Reflecting on a life which combined wilderness and a quest for personal wholeness, Player was to write: “For me it began many years ago on the banks of the Black Umfolozi River and following my friend and wise old man, Magqubu, with his acute sensation function, along rhino paths that started from nowhere and gradually became more distinct. Then just as suddenly as they began, became indistinct and vanished. They are much like the lives of men”.
To a greater or lesser degree, ecotourists are people seeking their paths in the wilderness. They are travellers unwilling to be cast adrift in the shallowness of constructed urban life. Van der Post felt this deeply when he wrote: “The churches and great cathedrals are really, in the time scale of human history, just tents on the journey to somewhere else. . . . Wilderness is an instrument for enabling us to recover our lost capacity for religious experience.” Anyone who has slept around a campfire under the starry arc of an African sky can vouch for that.

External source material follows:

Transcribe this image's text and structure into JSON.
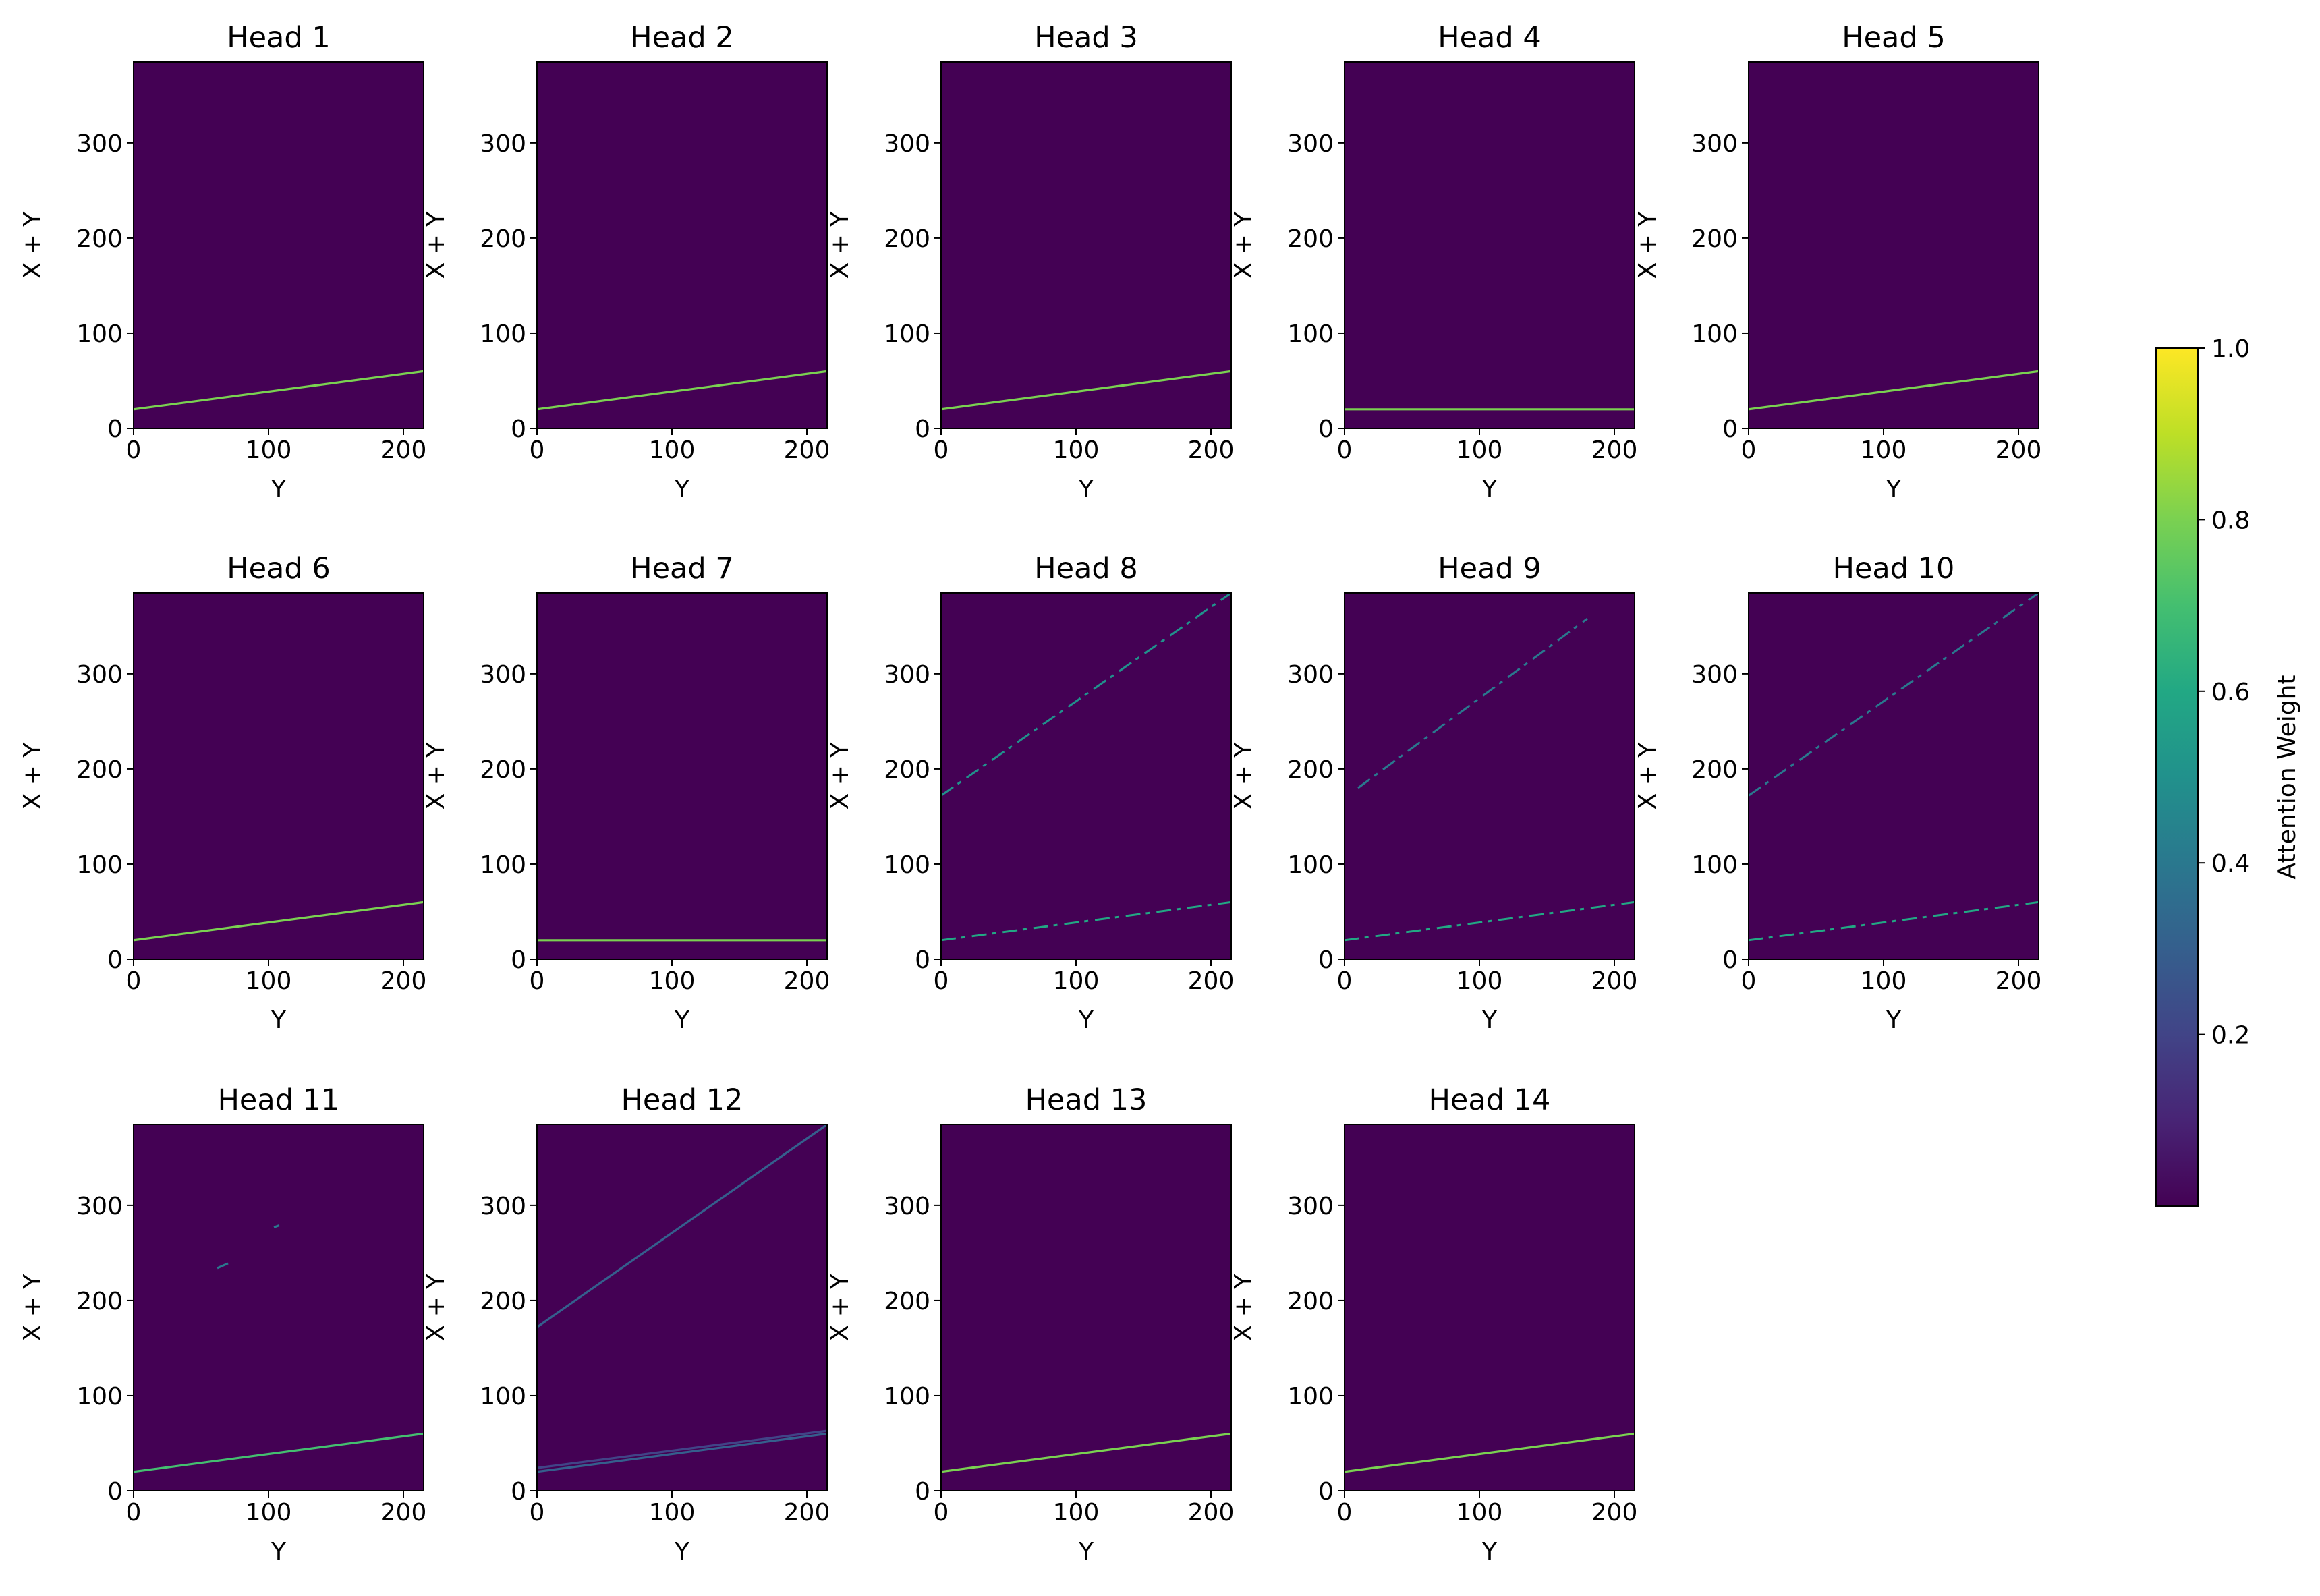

So what, in the final analysis, is this thing called ecotourism? It is, of course, simply what you define it to be: and to disagree is human. However, in the words of Norwegian philosopher and mountaineer Arne Naess, what you end up with should be simple in means, rich in ends and mature in its understanding of the needs of the human soul.
But the moral costs can be high. Tour operators and others involved in nature travel who allow wild places and indigenous cultures to be marketed to their destruction will have done much more than squander a good opportunity. They will have betrayed a planet’s sacred trust.